By Marissa Willman, Viator.com Travel Blog
With Valentine’s Day just around the corner, stores are flooded with candy hearts, chocolates and stuffed animals. In the U.S., shelves brimming with teddy bears and boxes of chocolate are typical Valentine’s Day fare, but not every country turns to greeting cards and heart-shaped candies to declare love. Some exchange wooden spoons and pressed flowers, while others hold a special holiday for the loveless to mourn their single lives over black noodles. Here is a look at how 10 countries celebrate Valentine’s Day traditions all around the world.
1. Denmark
Although Valentine’s Day is a relatively new holiday in Denmark (celebrated since the early 1990s according to the Ministry of Foreign Affairs of Denmark), the country has embraced February 14th with a Danish twist. Rather than roses, friends and sweethearts exchange pressed white flowers called snowdrops.

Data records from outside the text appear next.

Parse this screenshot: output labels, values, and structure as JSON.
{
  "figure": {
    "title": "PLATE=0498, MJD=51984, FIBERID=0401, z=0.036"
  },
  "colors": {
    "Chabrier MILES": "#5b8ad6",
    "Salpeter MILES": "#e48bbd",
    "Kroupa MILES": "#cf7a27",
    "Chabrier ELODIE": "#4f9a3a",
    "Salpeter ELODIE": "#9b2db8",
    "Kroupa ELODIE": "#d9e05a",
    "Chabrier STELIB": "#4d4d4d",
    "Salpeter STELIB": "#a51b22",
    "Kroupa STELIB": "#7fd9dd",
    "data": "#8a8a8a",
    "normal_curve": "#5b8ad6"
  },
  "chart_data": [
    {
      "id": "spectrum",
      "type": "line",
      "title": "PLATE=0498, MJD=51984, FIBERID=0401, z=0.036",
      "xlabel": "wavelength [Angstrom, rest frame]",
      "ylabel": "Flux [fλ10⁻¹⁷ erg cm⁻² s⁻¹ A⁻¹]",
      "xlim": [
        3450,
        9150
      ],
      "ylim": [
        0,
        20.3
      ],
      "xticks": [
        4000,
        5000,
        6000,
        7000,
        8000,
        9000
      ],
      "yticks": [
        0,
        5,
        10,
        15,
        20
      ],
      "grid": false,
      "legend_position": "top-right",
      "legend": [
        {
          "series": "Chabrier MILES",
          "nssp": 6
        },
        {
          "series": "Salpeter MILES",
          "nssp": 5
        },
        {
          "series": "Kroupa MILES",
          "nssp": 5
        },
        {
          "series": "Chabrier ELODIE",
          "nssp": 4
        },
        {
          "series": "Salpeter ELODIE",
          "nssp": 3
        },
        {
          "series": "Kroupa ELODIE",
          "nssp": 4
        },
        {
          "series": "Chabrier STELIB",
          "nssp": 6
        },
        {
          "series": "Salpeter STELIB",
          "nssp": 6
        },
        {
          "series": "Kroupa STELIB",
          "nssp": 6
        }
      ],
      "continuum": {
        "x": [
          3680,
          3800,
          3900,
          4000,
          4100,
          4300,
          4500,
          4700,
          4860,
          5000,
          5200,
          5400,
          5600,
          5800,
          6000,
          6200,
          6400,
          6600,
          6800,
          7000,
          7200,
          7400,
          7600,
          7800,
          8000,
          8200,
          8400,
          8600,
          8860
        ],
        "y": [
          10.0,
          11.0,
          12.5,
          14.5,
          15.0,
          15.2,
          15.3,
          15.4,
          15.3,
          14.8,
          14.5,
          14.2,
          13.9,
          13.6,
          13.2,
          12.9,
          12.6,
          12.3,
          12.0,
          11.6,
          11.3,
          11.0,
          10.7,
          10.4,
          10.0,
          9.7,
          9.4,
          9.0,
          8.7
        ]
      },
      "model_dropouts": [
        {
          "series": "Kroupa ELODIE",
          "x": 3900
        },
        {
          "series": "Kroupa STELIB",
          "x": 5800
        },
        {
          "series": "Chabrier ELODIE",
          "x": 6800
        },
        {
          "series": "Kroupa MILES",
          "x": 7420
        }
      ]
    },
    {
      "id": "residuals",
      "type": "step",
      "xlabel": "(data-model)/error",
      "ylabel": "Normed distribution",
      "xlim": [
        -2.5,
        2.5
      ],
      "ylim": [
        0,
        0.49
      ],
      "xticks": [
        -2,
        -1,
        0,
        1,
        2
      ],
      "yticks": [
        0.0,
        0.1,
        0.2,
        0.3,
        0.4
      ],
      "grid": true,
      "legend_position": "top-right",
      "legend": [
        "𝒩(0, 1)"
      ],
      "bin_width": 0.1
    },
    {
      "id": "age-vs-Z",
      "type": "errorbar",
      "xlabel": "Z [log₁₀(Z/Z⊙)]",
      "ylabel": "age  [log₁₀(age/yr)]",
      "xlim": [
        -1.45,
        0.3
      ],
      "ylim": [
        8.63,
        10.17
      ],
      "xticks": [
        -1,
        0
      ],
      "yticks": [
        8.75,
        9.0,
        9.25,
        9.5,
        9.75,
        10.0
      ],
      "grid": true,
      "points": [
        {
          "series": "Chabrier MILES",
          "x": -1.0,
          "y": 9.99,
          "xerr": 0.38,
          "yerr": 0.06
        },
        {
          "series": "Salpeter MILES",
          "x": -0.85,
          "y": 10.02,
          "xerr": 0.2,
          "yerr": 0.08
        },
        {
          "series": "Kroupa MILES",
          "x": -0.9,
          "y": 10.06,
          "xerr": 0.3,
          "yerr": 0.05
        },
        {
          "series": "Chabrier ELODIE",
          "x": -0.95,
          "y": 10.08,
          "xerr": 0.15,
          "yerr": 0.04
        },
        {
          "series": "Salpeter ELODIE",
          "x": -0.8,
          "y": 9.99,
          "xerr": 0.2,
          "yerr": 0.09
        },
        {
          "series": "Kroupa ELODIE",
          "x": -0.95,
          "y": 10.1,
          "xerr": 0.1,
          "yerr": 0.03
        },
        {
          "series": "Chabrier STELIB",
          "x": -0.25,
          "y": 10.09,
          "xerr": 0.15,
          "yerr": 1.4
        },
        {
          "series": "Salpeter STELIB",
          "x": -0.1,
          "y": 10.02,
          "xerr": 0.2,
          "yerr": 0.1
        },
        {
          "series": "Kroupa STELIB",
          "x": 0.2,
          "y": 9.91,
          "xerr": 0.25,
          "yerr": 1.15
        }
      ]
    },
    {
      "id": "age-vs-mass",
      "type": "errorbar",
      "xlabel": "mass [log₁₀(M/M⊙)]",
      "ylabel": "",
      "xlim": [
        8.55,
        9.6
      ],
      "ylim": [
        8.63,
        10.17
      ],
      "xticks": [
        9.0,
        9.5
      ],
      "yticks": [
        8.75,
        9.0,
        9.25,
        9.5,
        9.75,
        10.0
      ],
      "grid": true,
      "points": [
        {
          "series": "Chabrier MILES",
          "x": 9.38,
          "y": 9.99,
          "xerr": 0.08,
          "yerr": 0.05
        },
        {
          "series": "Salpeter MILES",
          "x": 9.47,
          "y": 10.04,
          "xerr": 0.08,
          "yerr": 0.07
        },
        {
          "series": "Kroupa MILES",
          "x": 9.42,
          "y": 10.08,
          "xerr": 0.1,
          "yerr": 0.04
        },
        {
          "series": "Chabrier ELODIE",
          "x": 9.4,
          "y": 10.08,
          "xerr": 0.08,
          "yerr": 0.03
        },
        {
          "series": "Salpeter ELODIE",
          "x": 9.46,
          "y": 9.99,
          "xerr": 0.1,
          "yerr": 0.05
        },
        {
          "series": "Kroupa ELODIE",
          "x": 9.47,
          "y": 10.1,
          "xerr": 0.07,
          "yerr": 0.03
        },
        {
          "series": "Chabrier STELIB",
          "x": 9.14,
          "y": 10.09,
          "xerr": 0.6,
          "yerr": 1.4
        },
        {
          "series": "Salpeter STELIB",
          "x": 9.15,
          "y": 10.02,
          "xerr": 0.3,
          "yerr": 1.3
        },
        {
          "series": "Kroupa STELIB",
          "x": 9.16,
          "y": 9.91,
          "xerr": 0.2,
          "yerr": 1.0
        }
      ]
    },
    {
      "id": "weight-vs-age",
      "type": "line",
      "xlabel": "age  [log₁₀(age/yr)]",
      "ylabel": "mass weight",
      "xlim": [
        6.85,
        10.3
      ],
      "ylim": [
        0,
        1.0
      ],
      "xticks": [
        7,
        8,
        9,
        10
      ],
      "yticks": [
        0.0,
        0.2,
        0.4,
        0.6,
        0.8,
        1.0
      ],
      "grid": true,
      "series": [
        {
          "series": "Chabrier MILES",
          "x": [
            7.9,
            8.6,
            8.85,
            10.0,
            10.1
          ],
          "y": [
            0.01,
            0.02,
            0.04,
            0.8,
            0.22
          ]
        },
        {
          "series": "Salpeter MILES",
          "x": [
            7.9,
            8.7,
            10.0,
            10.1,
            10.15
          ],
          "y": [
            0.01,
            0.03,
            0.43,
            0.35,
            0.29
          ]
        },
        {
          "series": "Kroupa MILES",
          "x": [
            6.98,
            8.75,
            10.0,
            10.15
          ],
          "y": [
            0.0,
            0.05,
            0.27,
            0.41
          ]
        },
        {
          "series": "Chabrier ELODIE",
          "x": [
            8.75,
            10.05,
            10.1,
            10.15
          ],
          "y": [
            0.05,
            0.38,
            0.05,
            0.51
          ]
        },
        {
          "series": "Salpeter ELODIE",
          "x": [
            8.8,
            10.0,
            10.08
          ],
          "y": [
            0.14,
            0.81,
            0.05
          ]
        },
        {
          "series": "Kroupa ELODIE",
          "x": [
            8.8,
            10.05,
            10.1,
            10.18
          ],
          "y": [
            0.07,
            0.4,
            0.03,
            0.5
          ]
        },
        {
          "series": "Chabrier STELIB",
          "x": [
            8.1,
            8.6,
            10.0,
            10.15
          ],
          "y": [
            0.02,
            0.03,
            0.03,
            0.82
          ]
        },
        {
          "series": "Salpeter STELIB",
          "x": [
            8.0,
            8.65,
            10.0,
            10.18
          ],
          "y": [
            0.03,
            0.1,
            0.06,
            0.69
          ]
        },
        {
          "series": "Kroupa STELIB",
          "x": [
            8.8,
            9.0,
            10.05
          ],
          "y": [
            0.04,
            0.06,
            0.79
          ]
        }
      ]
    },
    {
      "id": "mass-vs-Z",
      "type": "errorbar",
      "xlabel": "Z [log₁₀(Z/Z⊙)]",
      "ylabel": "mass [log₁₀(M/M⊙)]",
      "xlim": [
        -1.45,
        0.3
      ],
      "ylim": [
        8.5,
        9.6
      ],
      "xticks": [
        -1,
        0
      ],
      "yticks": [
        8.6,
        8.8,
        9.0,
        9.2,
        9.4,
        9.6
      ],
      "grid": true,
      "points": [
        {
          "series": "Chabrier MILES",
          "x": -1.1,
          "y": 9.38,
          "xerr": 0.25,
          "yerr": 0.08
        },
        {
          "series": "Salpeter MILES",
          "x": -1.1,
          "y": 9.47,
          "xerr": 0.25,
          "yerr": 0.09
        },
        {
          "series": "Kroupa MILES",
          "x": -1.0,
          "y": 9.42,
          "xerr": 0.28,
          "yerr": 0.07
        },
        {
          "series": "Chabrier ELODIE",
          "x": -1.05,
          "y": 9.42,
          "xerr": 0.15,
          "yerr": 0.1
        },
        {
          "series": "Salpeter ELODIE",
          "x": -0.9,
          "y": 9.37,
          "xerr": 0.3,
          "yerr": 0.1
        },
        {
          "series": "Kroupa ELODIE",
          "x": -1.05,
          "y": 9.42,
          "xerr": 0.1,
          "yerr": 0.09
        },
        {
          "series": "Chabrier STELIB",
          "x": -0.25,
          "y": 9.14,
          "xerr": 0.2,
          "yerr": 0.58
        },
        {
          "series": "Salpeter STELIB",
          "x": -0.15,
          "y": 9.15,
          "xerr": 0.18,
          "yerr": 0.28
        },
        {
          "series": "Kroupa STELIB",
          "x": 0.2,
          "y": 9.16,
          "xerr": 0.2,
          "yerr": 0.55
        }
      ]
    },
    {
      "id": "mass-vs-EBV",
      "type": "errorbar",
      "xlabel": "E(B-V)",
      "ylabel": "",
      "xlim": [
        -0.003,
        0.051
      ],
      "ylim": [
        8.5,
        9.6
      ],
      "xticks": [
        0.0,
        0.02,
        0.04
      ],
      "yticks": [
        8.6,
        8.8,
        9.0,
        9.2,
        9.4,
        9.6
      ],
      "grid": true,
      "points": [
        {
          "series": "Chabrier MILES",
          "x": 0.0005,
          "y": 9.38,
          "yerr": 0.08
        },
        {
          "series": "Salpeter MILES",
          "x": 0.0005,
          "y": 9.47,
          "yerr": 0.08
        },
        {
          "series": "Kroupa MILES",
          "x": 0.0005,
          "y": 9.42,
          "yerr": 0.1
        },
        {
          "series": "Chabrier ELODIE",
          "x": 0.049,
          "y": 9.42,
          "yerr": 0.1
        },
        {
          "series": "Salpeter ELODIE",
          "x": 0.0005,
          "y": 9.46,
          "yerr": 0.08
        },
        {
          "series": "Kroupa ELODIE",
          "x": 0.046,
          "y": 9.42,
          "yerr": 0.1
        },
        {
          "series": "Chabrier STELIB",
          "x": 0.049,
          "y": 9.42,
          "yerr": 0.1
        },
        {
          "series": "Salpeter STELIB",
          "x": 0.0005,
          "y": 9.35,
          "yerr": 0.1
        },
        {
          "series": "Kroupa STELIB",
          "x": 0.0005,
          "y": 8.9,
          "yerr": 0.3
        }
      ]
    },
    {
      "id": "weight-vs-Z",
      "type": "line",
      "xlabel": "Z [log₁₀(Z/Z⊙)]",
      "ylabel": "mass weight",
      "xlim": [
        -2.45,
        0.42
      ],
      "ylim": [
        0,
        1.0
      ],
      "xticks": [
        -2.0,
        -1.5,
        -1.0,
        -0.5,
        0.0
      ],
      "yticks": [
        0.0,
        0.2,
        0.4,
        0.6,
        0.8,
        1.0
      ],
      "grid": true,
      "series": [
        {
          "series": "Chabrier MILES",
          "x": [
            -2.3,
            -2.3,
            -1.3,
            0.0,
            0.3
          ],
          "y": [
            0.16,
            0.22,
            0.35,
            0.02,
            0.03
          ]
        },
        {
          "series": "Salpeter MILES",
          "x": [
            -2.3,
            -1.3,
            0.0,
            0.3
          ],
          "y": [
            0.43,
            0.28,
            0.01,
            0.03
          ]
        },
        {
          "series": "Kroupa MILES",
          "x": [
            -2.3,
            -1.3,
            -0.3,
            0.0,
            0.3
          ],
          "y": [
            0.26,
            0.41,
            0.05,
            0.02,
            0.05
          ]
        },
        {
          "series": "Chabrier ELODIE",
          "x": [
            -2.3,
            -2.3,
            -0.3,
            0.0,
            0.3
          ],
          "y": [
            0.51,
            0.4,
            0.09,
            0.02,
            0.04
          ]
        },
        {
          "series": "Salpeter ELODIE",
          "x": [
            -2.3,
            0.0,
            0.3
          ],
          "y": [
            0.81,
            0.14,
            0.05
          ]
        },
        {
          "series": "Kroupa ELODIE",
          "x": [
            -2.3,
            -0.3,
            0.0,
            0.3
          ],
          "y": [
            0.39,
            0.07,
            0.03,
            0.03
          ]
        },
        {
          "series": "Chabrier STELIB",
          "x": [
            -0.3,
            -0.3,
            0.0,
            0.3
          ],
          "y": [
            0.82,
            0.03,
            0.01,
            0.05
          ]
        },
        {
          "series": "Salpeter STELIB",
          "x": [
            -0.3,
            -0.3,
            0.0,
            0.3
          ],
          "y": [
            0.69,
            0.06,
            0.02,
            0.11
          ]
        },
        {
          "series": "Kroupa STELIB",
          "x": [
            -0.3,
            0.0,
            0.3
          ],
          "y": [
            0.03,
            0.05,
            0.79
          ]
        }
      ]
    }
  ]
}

Another popular Danish Valentine’s Day tradition is the exchange of “lover’s cards.” While lover’s cards were originally transparent cards which showed a picture of the card giver presenting a gift to his sweetheart, the term is now synonymous with any card exchanged on Valentine’s Day.
On February 14th, men also give women gaekkebrev, a “joking letter” consisting of a funny poem or rhyme written on intricately cut paper and signed only with anonymous dots. If a woman who receives the gaekkebrev can correctly guess the sender, she earns herself an Easter egg later that year.